A spokeswoman for Library and Archives Canada, which manages the portrait gallery, said in an interview that tourism had already been considered in creating the nine-city short list. Isabelle Vigneault also said any remaining cost issues would have been dealt with in a "second phase" of the bidding process.

Reports censored

Panel members held an intense selection meeting over two days in July 2008, complaining that some vital information had been provided only at the last minute.
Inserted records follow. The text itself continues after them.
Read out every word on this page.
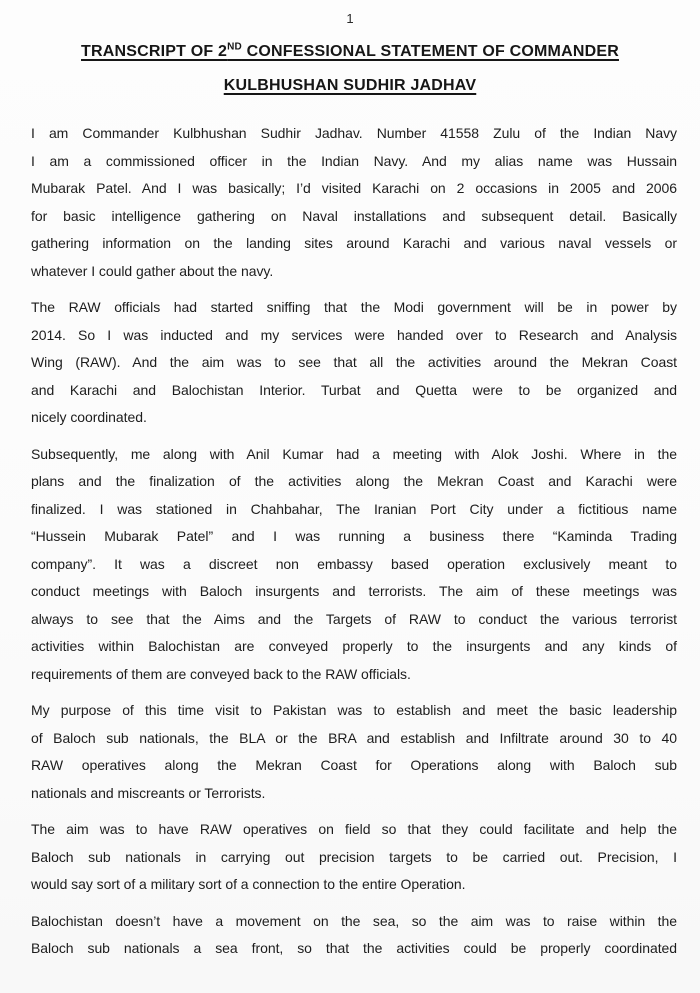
1
TRANSCRIPT OF 2ND CONFESSIONAL STATEMENT OF COMMANDER
KULBHUSHAN SUDHIR JADHAV
I am Commander Kulbhushan Sudhir Jadhav. Number 41558 Zulu of the Indian Navy
I am a commissioned officer in the Indian Navy. And my alias name was Hussain
Mubarak Patel. And I was basically; I’d visited Karachi on 2 occasions in 2005 and 2006
for basic intelligence gathering on Naval installations and subsequent detail. Basically
gathering information on the landing sites around Karachi and various naval vessels or
whatever I could gather about the navy.
The RAW officials had started sniffing that the Modi government will be in power by
2014. So I was inducted and my services were handed over to Research and Analysis
Wing (RAW). And the aim was to see that all the activities around the Mekran Coast
and Karachi and Balochistan Interior. Turbat and Quetta were to be organized and
nicely coordinated.
Subsequently, me along with Anil Kumar had a meeting with Alok Joshi. Where in the
plans and the finalization of the activities along the Mekran Coast and Karachi were
finalized. I was stationed in Chahbahar, The Iranian Port City under a fictitious name
“Hussein Mubarak Patel” and I was running a business there “Kaminda Trading
company”. It was a discreet non embassy based operation exclusively meant to
conduct meetings with Baloch insurgents and terrorists. The aim of these meetings was
always to see that the Aims and the Targets of RAW to conduct the various terrorist
activities within Balochistan are conveyed properly to the insurgents and any kinds of
requirements of them are conveyed back to the RAW officials.
My purpose of this time visit to Pakistan was to establish and meet the basic leadership
of Baloch sub nationals, the BLA or the BRA and establish and Infiltrate around 30 to 40
RAW operatives along the Mekran Coast for Operations along with Baloch sub
nationals and miscreants or Terrorists.
The aim was to have RAW operatives on field so that they could facilitate and help the
Baloch sub nationals in carrying out precision targets to be carried out. Precision, I
would say sort of a military sort of a connection to the entire Operation.
Balochistan doesn’t have a movement on the sea, so the aim was to raise within the
Baloch sub nationals a sea front, so that the activities could be properly coordinated
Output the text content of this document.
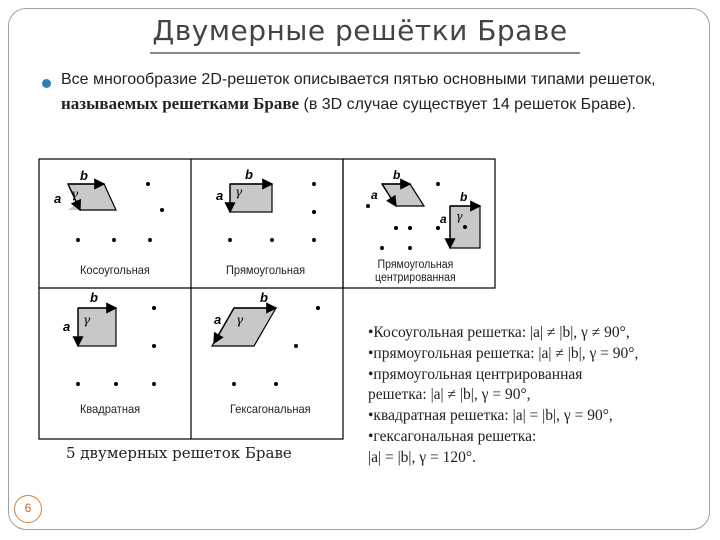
Двумерные решётки Браве
Все многообразие 2D-решеток описывается пятью основными типами решеток, называемых решетками Браве (в 3D случае существует 14 решеток Браве).
b
a γ
b
a γ
b
a	b
a γ
b
a γ
b
a γ
Косоугольная	Прямоугольная	Прямоугольная
центрированная
Квадратная	Гексагональная
5 двумерных решеток Браве
•Косоугольная решетка: |a| ≠ |b|, γ ≠ 90°,
•прямоугольная решетка: |a| ≠ |b|, γ = 90°,
•прямоугольная центрированная
решетка: |a| ≠ |b|, γ = 90°,
•квадратная решетка: |a| = |b|, γ = 90°,
•гексагональная решетка:
|a| = |b|, γ = 120°.
6
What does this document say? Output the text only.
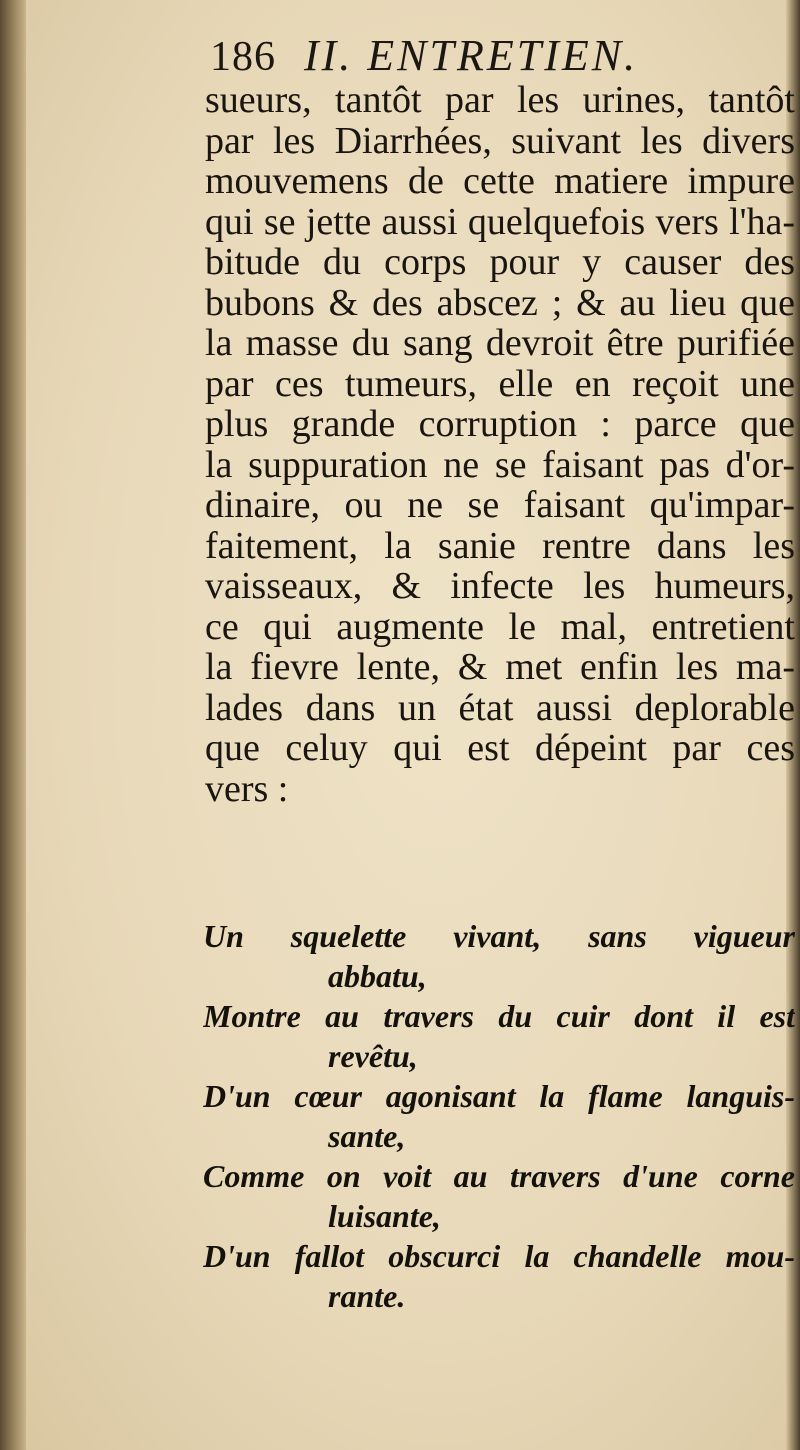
186 II. ENTRETIEN.
sueurs, tantôt par les urines, tantôt
par les Diarrhées, suivant les divers
mouvemens de cette matiere impure
qui se jette aussi quelquefois vers l'ha-
bitude du corps pour y causer des
bubons & des abscez ; & au lieu que
la masse du sang devroit être purifiée
par ces tumeurs, elle en reçoit une
plus grande corruption : parce que
la suppuration ne se faisant pas d'or-
dinaire, ou ne se faisant qu'impar-
faitement, la sanie rentre dans les
vaisseaux, & infecte les humeurs,
ce qui augmente le mal, entretient
la fievre lente, & met enfin les ma-
lades dans un état aussi deplorable
que celuy qui est dépeint par ces
vers :
Un squelette vivant, sans vigueur
abbatu,
Montre au travers du cuir dont il est
revêtu,
D'un cœur agonisant la flame languis-
sante,
Comme on voit au travers d'une corne
luisante,
D'un fallot obscurci la chandelle mou-
rante.
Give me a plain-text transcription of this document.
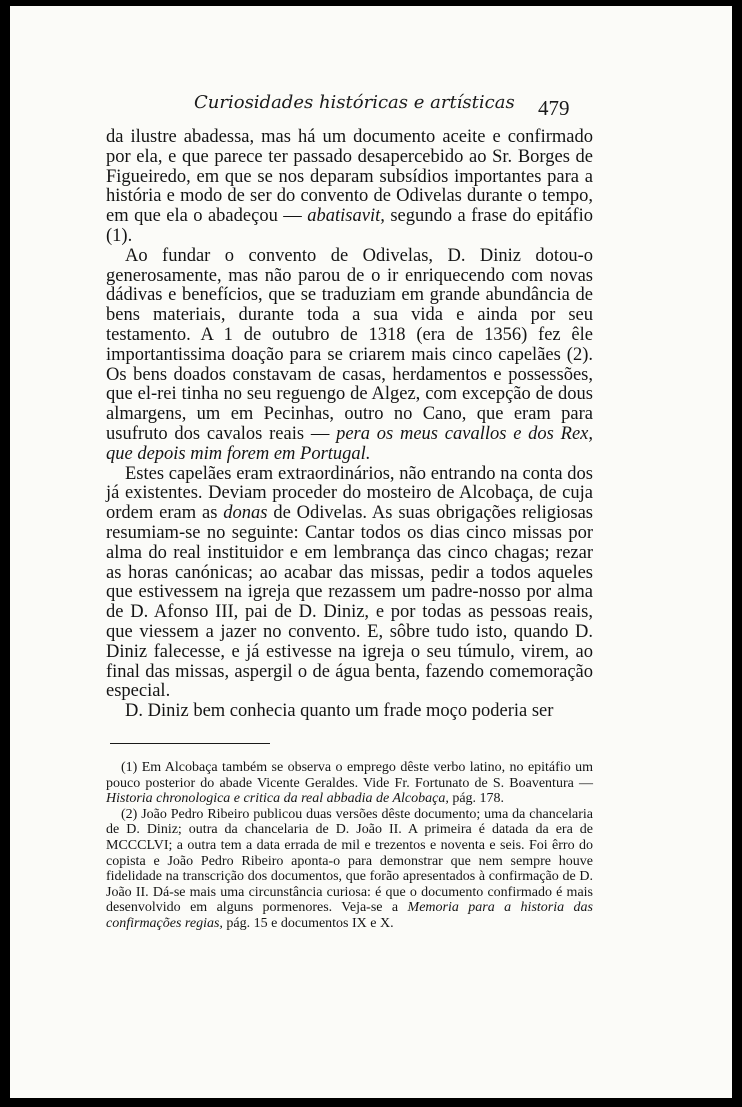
Curiosidades históricas e artísticas 479

da ilustre abadessa, mas há um documento aceite e confirmado por ela, e que parece ter passado desapercebido ao Sr. Borges de Figueiredo, em que se nos deparam subsídios importantes para a história e modo de ser do convento de Odivelas durante o tempo, em que ela o abadeçou — abatisavit, segundo a frase do epitáfio (1).

Ao fundar o convento de Odivelas, D. Diniz dotou-o generosamente, mas não parou de o ir enriquecendo com novas dádivas e benefícios, que se traduziam em grande abundância de bens materiais, durante toda a sua vida e ainda por seu testamento. A 1 de outubro de 1318 (era de 1356) fez êle importantissima doação para se criarem mais cinco capelães (2). Os bens doados constavam de casas, herdamentos e possessões, que el-rei tinha no seu reguengo de Algez, com excepção de dous almargens, um em Pecinhas, outro no Cano, que eram para usufruto dos cavalos reais — pera os meus cavallos e dos Rex, que depois mim forem em Portugal.

Estes capelães eram extraordinários, não entrando na conta dos já existentes. Deviam proceder do mosteiro de Alcobaça, de cuja ordem eram as donas de Odivelas. As suas obrigações religiosas resumiam-se no seguinte: Cantar todos os dias cinco missas por alma do real instituidor e em lembrança das cinco chagas; rezar as horas canónicas; ao acabar das missas, pedir a todos aqueles que estivessem na igreja que rezassem um padre-nosso por alma de D. Afonso III, pai de D. Diniz, e por todas as pessoas reais, que viessem a jazer no convento. E, sôbre tudo isto, quando D. Diniz falecesse, e já estivesse na igreja o seu túmulo, virem, ao final das missas, aspergil o de água benta, fazendo comemoração especial.

D. Diniz bem conhecia quanto um frade moço poderia ser

(1) Em Alcobaça também se observa o emprego dêste verbo latino, no epitáfio um pouco posterior do abade Vicente Geraldes. Vide Fr. Fortunato de S. Boaventura — Historia chronologica e critica da real abbadia de Alcobaça, pág. 178.

(2) João Pedro Ribeiro publicou duas versões dêste documento; uma da chancelaria de D. Diniz; outra da chancelaria de D. João II. A primeira é datada da era de MCCCLVI; a outra tem a data errada de mil e trezentos e noventa e seis. Foi êrro do copista e João Pedro Ribeiro aponta-o para demonstrar que nem sempre houve fidelidade na transcrição dos documentos, que forão apresentados à confirmação de D. João II. Dá-se mais uma circunstância curiosa: é que o documento confirmado é mais desenvolvido em alguns pormenores. Veja-se a Memoria para a historia das confirmações regias, pág. 15 e documentos IX e X.
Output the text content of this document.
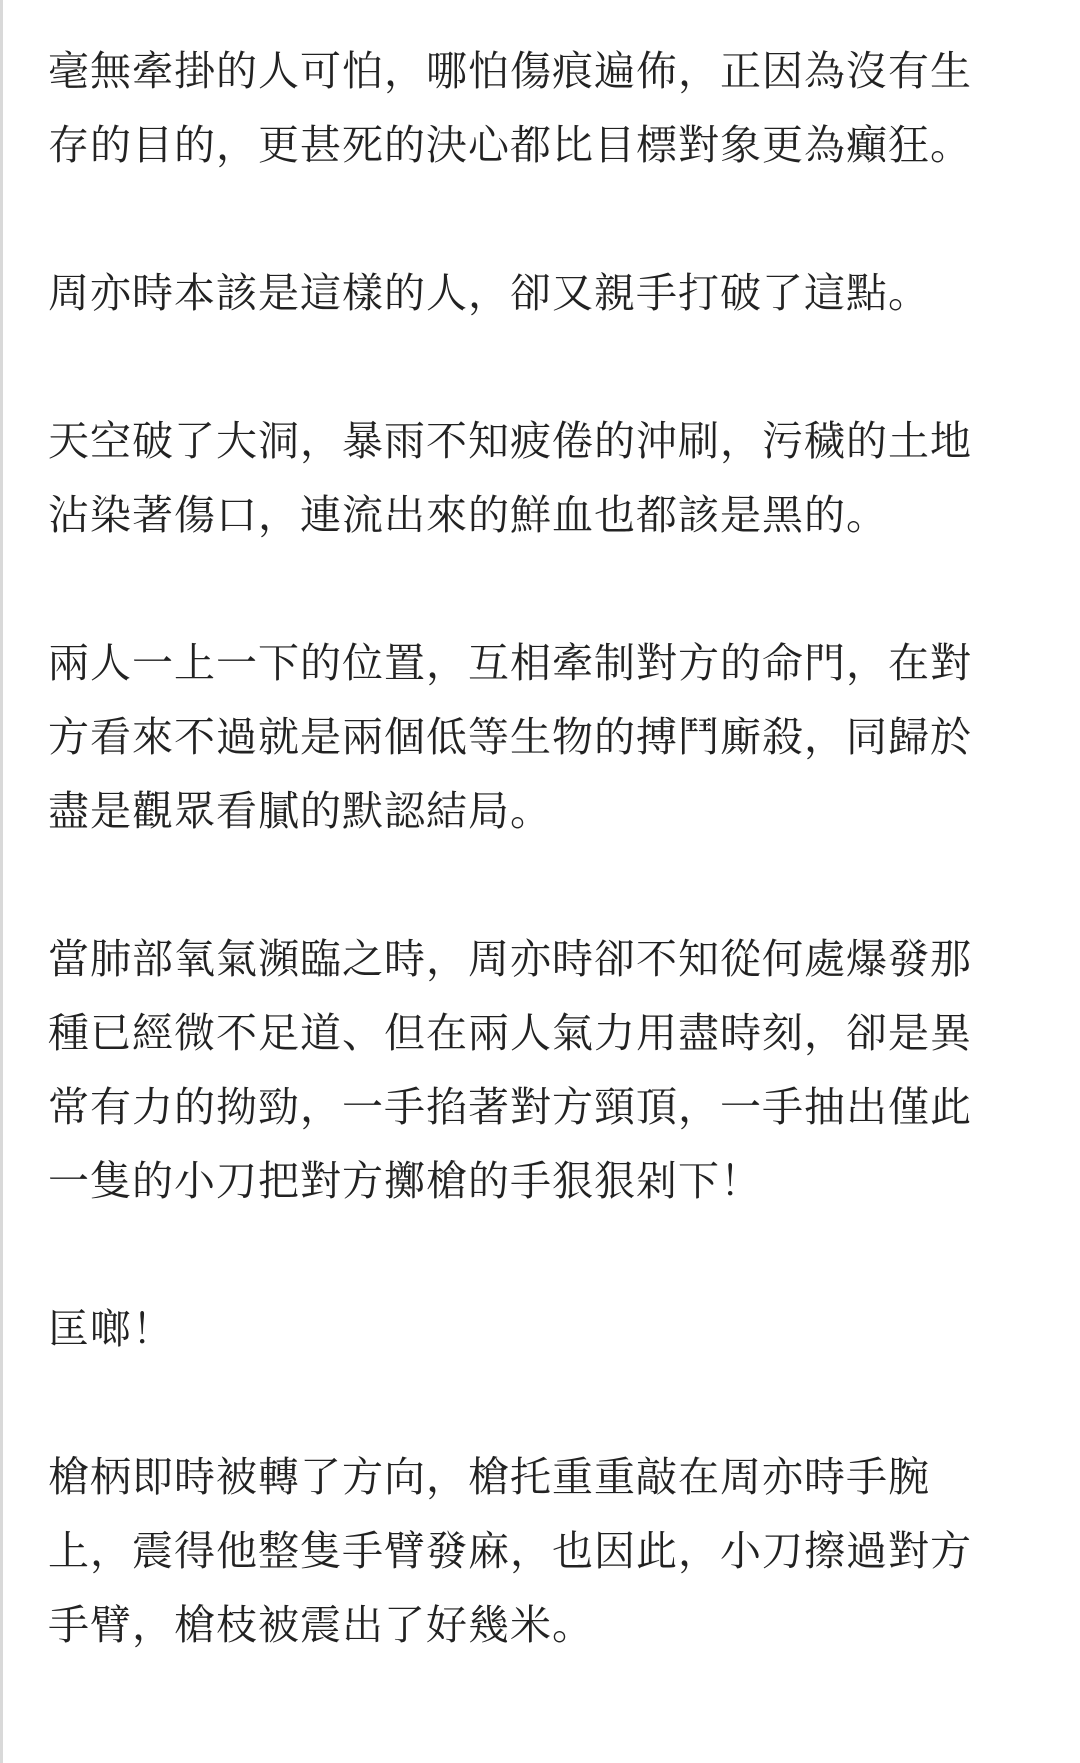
毫無牽掛的人可怕，哪怕傷痕遍佈，正因為沒有生存的目的，更甚死的決心都比目標對象更為癲狂。

周亦時本該是這樣的人，卻又親手打破了這點。

天空破了大洞，暴雨不知疲倦的沖刷，污穢的土地沾染著傷口，連流出來的鮮血也都該是黑的。

兩人一上一下的位置，互相牽制對方的命門，在對方看來不過就是兩個低等生物的搏鬥廝殺，同歸於盡是觀眾看膩的默認結局。

當肺部氧氣瀕臨之時，周亦時卻不知從何處爆發那種已經微不足道、但在兩人氣力用盡時刻，卻是異常有力的拗勁，一手掐著對方頸頂，一手抽出僅此一隻的小刀把對方擲槍的手狠狠剁下！

匡啷！

槍柄即時被轉了方向，槍托重重敲在周亦時手腕上，震得他整隻手臂發麻，也因此，小刀擦過對方手臂，槍枝被震出了好幾米。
They were also given erroneous information on scoring, which caused confusion.

"Members were also concerned that they were not being given enough time to read the five submissions," says Lynes's report, which notes that all bids were officially deemed compliant with the requirements of the tender.

The panel eventually endorsed one bid (the identity is censored in the released material) on condition the government ask the developer to drop some provisions that tilted the deal too far in favour of the private sector.

Lynes's report of the deliberations added that some developers "seemed to fail to recognize that the Portrait Gallery of Canada is a national institution" — the very fear raised by some critics of the process.

The process unravelled in early November when federal lawyers deemed two of the bids — including the favoured one — non-compliant, contrary to assurances the panel was given more than three months earlier.

Lynes's final report, dated Dec. 15, 2008, concluded the bid-and-evaluation process that ultimately failed to produce a winner had only "limited" transparency.

"Although transparency has, to this point, been limited, the planned release of the reports of the evaluation committee and the [independent review monitor] will ensure that the process has been transparent," he wrote.

But the government appears to have had no such plan to proactively release the reports.

Internal Canadian Heritage briefings say the reports "will be made available through access to information," a formal procedure available to anyone wanting to access any government document.

The Canadian Press obtained heavily redacted versions of both reports through the Access to Information Act after months-long delays.

Lynes declined an interview, citing confidentiality agreements. Ian Wilson, who has since retired as librarian and archivist, also declined immediate comment.

The aborted bid-evaluation process cost taxpayers about $1.9 million, according to the documents.

The Portrait Gallery of Canada remains without a home, residing in the Gatineau warehouse, on a federal website and in occasional exhibitions around the country. The federal government has budgeted $3.5 million annually for the program.